I'm a huge fan of the national shipbuilding procurement strategy and I've written on it. Right now, we have seven bidders who have a very strong probability of providing a ship that meets probably 95% of what Ken Hansen has just outlined. These are mature shipbuilding countries with mature navies who don't build crap. We wouldn't let them bid anyway if they did.
I must applaud the current Minister of Public Services and Procurement, who didn't get cornered on the issue of how much money is she going to spend. We all know they budgeted $26 billion 10 years ago. We all know that every day inflation is stripping $1 million out of that project. She has correctly said, “we are going to wait until this project completes project definition”. That's approximately two years from now before we commit to a bill. That is critically important because three arrows will meet in about two years. Do you want 15 ships? Do you want 10 ships that are absolutely super-capable? Do you want 10 ships that have exceedingly high Canadian content?

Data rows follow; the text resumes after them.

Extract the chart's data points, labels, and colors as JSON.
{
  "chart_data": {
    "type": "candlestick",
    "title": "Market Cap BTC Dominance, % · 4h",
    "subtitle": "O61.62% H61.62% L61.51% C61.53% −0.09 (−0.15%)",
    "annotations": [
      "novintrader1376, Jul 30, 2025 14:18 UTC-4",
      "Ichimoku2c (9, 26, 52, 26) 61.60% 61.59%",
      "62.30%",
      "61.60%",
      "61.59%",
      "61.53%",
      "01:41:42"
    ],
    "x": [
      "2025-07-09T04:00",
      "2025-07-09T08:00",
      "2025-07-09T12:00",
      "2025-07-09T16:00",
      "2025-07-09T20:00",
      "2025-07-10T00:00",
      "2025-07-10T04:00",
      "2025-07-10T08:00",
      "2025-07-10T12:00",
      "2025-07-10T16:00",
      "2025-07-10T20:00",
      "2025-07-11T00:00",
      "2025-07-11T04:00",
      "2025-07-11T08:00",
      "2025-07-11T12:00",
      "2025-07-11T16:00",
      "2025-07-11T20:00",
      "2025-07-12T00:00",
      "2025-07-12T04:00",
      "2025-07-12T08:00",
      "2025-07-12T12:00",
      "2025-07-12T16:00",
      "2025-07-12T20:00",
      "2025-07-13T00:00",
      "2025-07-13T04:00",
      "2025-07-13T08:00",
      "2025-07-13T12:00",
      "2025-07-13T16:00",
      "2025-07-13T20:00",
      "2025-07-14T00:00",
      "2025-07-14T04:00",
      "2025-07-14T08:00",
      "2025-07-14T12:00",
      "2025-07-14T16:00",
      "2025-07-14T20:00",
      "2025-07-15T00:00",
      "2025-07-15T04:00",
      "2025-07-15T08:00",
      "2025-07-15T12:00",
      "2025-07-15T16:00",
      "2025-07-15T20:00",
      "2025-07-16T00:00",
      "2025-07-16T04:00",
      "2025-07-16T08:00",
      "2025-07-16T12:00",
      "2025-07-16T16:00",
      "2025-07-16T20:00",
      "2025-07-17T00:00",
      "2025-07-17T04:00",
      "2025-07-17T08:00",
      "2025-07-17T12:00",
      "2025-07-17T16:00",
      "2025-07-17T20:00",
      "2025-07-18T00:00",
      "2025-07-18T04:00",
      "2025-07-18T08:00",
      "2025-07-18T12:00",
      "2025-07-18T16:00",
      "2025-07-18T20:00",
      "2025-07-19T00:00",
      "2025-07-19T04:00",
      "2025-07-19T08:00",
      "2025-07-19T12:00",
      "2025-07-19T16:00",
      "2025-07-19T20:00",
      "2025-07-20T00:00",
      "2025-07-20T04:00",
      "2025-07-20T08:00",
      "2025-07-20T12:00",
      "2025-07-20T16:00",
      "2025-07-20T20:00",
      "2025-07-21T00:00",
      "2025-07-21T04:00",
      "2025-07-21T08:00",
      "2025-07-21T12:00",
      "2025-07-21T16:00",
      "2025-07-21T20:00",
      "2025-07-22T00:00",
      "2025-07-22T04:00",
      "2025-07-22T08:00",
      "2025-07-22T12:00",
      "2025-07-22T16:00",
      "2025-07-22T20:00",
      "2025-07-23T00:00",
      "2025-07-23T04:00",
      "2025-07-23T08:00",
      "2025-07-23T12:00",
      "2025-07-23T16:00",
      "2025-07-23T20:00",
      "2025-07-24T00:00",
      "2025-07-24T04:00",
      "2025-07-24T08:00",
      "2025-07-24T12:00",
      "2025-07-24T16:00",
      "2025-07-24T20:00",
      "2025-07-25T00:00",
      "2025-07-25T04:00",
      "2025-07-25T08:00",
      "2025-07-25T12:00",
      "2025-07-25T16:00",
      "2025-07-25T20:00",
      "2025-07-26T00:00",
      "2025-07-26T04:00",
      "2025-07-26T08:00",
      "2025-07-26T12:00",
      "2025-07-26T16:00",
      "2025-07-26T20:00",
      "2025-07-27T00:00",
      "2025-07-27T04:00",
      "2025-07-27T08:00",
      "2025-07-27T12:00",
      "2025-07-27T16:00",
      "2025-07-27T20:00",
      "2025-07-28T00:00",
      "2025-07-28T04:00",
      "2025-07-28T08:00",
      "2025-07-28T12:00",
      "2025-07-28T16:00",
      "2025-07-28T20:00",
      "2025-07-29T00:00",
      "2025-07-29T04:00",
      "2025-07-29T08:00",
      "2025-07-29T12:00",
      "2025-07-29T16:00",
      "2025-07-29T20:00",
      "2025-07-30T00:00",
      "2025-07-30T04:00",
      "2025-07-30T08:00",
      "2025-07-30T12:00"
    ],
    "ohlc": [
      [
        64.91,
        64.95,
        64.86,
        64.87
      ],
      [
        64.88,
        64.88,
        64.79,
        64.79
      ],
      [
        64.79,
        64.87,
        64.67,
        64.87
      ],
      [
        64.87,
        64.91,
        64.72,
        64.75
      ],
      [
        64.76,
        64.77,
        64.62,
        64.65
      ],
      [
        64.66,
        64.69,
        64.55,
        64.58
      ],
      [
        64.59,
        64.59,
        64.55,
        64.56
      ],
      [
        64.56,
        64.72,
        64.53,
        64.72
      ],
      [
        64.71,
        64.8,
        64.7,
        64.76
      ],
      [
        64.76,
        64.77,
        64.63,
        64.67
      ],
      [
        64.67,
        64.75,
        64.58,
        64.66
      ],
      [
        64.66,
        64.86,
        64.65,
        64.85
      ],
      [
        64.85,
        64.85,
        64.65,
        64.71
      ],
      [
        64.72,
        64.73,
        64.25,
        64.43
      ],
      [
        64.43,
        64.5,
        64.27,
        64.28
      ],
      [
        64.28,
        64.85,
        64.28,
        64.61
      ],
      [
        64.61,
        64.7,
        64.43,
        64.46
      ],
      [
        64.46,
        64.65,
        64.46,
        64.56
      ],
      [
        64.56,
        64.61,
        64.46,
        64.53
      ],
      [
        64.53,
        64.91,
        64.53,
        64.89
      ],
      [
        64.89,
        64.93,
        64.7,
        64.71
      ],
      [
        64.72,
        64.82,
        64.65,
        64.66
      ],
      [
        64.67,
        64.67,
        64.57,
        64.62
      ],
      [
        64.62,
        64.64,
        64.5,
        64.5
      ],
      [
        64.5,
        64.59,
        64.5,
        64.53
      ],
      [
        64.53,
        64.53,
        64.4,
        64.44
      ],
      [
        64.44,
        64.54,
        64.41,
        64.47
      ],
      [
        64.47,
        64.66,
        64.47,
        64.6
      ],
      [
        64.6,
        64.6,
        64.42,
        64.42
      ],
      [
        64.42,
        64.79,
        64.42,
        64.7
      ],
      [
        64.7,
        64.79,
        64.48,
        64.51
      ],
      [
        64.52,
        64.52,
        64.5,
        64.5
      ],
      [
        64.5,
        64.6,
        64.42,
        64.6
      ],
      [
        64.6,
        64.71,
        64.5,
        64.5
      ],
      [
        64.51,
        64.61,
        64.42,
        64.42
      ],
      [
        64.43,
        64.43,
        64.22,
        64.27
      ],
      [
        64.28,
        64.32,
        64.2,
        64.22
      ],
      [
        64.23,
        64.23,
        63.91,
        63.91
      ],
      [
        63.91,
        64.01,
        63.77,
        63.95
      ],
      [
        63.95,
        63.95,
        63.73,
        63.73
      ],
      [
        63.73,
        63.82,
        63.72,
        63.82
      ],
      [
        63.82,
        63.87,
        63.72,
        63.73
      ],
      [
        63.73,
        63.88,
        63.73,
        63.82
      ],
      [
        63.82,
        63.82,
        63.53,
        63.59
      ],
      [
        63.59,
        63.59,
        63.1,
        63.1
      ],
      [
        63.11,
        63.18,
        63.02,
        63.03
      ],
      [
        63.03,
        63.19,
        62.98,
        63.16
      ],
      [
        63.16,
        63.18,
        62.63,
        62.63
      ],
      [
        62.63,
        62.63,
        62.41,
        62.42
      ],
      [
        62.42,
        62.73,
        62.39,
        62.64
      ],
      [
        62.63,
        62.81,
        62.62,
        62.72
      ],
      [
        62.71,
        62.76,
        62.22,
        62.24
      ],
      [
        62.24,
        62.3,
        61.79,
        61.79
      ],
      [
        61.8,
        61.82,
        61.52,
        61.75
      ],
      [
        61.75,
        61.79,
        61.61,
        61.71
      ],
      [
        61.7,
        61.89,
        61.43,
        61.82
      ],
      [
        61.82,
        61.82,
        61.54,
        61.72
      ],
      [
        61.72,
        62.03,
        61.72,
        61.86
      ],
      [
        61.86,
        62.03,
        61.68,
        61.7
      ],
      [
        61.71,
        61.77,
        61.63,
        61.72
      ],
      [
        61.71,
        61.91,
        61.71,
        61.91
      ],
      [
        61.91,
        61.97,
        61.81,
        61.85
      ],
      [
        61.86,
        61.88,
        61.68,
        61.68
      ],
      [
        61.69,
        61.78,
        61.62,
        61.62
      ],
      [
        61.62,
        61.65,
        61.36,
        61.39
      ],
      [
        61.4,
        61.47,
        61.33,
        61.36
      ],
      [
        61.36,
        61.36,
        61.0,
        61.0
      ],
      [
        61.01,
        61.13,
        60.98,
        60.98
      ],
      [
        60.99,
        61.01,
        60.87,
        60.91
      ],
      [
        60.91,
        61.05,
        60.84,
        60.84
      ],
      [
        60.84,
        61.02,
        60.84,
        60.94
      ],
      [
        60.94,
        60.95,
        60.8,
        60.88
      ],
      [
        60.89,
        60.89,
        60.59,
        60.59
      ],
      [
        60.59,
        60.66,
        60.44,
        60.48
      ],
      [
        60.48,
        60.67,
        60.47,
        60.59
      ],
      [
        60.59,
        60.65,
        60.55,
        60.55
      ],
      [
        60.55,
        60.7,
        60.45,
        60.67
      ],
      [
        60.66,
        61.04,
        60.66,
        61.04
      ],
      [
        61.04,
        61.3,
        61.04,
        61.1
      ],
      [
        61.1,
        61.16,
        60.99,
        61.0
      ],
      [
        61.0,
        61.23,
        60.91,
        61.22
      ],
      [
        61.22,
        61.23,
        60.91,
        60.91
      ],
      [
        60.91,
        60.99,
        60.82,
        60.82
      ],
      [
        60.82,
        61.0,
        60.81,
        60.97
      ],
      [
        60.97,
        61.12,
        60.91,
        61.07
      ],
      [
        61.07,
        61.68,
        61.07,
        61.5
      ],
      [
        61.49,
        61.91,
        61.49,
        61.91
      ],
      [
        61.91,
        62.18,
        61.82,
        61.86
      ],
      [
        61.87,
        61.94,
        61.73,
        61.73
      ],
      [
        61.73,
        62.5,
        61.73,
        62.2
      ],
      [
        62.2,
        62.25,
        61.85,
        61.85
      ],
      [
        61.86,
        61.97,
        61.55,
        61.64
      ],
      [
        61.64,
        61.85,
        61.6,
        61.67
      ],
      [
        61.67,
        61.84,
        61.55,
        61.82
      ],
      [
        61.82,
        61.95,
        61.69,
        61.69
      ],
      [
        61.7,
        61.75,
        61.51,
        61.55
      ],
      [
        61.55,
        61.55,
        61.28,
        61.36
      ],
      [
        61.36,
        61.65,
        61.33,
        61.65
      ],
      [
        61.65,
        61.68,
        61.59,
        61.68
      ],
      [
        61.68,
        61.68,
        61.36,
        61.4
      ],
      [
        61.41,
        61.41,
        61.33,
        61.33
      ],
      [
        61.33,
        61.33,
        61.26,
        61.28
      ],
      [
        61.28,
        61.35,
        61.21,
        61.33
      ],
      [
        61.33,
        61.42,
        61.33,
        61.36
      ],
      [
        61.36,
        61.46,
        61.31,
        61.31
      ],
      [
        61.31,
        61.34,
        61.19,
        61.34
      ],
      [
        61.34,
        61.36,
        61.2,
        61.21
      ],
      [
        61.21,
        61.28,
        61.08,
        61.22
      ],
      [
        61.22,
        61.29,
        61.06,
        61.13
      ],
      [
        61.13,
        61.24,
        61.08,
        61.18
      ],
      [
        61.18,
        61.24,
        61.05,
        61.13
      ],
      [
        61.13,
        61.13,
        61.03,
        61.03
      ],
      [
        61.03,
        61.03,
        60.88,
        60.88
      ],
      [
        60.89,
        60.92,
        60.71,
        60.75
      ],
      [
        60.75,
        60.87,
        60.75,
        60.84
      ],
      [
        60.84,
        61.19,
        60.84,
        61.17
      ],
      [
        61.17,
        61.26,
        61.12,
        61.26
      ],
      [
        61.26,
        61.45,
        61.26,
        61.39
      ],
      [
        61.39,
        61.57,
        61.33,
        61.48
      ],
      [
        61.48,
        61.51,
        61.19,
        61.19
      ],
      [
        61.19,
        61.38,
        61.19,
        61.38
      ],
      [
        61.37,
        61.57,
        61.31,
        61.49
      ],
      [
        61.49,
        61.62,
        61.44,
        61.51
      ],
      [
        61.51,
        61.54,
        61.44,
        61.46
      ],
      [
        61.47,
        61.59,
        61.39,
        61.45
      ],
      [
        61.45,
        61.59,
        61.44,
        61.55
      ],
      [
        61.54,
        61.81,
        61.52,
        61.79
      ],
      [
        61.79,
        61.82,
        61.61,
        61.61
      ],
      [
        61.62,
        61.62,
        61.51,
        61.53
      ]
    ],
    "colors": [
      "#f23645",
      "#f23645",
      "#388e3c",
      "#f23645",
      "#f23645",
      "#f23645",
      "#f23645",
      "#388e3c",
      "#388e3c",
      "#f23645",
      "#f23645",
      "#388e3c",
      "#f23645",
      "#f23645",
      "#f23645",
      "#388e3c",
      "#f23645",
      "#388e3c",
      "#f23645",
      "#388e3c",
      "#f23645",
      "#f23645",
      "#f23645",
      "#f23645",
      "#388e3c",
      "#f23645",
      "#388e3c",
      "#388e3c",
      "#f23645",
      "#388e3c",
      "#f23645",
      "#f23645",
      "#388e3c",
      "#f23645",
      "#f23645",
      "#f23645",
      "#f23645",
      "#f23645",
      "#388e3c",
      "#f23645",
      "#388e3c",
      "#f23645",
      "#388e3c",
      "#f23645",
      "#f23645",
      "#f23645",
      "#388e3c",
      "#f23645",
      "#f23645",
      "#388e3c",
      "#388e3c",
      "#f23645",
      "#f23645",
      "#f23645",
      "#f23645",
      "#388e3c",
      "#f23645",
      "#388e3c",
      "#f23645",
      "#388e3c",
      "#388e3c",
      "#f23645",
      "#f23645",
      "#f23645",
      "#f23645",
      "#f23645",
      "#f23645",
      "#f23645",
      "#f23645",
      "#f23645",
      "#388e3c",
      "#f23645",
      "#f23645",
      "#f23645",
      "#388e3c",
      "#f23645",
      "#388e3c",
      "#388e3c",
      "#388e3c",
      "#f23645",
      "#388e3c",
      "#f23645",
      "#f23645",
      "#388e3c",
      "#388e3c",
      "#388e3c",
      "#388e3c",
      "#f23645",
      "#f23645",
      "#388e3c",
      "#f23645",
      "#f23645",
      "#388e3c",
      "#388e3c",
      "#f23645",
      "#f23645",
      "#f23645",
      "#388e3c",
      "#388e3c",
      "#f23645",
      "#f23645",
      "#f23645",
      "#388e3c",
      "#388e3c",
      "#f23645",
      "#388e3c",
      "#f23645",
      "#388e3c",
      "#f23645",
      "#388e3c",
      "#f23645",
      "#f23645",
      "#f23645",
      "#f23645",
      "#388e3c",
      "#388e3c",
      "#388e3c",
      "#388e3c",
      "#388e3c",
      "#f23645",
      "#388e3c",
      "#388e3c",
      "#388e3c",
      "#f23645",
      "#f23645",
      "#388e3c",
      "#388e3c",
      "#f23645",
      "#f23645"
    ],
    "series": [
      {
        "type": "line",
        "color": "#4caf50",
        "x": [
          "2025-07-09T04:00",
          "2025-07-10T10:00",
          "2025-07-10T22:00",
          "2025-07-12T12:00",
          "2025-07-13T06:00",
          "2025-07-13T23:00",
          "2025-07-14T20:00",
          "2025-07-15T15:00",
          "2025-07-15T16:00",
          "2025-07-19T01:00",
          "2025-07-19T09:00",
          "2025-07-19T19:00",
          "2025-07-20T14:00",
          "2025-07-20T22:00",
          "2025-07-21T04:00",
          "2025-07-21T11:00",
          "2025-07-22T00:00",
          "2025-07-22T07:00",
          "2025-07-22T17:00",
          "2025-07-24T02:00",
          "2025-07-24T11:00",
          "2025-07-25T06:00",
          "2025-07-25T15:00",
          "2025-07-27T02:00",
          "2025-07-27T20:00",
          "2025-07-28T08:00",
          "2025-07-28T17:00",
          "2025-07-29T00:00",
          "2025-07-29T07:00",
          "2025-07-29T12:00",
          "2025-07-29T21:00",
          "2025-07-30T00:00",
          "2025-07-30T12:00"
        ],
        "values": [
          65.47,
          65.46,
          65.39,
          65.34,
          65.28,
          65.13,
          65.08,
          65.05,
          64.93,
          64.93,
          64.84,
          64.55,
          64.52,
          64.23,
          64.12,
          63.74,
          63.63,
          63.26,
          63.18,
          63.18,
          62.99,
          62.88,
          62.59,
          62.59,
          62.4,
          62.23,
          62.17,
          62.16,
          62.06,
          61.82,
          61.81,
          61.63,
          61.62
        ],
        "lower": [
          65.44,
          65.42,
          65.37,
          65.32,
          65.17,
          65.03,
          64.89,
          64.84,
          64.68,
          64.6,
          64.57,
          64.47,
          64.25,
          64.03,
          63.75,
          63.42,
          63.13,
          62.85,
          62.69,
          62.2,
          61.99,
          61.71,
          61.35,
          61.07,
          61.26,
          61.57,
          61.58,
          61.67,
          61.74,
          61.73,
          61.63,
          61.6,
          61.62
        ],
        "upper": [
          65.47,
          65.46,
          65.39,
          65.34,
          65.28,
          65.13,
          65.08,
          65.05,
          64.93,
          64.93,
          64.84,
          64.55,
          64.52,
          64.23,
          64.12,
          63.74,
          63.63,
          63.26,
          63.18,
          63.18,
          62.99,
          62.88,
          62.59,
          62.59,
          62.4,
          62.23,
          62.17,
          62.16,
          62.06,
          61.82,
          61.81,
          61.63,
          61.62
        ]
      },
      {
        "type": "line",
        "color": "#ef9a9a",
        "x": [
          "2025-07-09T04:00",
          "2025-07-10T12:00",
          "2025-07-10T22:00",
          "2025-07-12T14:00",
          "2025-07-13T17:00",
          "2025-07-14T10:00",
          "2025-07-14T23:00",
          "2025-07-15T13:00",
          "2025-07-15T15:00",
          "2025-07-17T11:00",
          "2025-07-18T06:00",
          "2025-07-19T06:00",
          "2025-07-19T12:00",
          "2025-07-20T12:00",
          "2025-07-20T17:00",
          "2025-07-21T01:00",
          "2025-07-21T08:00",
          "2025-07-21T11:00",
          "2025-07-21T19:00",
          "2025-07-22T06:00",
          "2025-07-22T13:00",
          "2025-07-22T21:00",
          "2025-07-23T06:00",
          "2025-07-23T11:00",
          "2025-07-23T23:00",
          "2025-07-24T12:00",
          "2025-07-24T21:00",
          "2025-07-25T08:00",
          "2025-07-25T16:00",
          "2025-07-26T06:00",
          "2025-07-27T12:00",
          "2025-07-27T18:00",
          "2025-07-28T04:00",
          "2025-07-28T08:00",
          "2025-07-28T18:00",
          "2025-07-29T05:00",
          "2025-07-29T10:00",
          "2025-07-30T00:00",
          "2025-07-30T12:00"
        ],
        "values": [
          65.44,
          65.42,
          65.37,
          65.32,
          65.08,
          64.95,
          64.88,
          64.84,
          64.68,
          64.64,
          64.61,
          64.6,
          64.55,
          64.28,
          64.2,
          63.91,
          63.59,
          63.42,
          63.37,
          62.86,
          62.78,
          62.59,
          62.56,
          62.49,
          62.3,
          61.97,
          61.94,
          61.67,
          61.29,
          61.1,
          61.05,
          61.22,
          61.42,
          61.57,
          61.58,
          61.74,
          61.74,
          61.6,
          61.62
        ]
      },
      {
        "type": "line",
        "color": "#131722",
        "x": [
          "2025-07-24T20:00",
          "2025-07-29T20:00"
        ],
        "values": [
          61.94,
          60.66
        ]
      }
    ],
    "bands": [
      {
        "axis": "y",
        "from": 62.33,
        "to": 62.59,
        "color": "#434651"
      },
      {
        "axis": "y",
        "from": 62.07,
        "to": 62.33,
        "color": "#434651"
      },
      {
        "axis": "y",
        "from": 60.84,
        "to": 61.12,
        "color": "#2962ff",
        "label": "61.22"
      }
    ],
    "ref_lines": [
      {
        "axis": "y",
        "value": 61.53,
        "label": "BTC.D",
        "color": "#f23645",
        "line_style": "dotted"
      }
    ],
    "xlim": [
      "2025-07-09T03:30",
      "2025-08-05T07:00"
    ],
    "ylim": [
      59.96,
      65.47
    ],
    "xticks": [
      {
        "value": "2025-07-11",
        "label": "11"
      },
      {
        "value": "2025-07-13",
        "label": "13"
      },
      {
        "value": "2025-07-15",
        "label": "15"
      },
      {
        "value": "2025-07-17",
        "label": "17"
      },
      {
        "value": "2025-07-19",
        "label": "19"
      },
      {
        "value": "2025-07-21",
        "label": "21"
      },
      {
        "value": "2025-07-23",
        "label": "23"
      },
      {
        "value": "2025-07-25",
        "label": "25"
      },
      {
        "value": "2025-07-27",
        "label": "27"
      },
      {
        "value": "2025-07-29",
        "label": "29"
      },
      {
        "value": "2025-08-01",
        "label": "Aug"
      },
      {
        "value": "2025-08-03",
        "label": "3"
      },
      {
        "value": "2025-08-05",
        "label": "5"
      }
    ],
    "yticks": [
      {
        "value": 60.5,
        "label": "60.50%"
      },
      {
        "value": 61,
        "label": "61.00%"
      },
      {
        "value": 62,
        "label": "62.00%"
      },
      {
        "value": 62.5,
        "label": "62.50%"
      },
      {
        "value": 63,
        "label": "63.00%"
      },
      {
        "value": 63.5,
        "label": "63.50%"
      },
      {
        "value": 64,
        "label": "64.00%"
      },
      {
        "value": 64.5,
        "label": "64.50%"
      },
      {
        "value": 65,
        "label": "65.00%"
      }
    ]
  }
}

Don't forget, we said we want military off-the-shelf designs. Very few people build anything with significantly high Canadian content, even though there are at least four firms with superb capabilities, that are selling literally hundreds of them overseas. The issue is what is it going to cost to change your French, Germany, British, Italian, or Spanish design to insert exceedingly high-grade Canadian content into it.
You will have competing ideas. In two years, there will be a huge debate. How much are you willing to spend and do you want more ships, more high-capability ships, or ships with the optimum benefit for Canadian high-tech industry?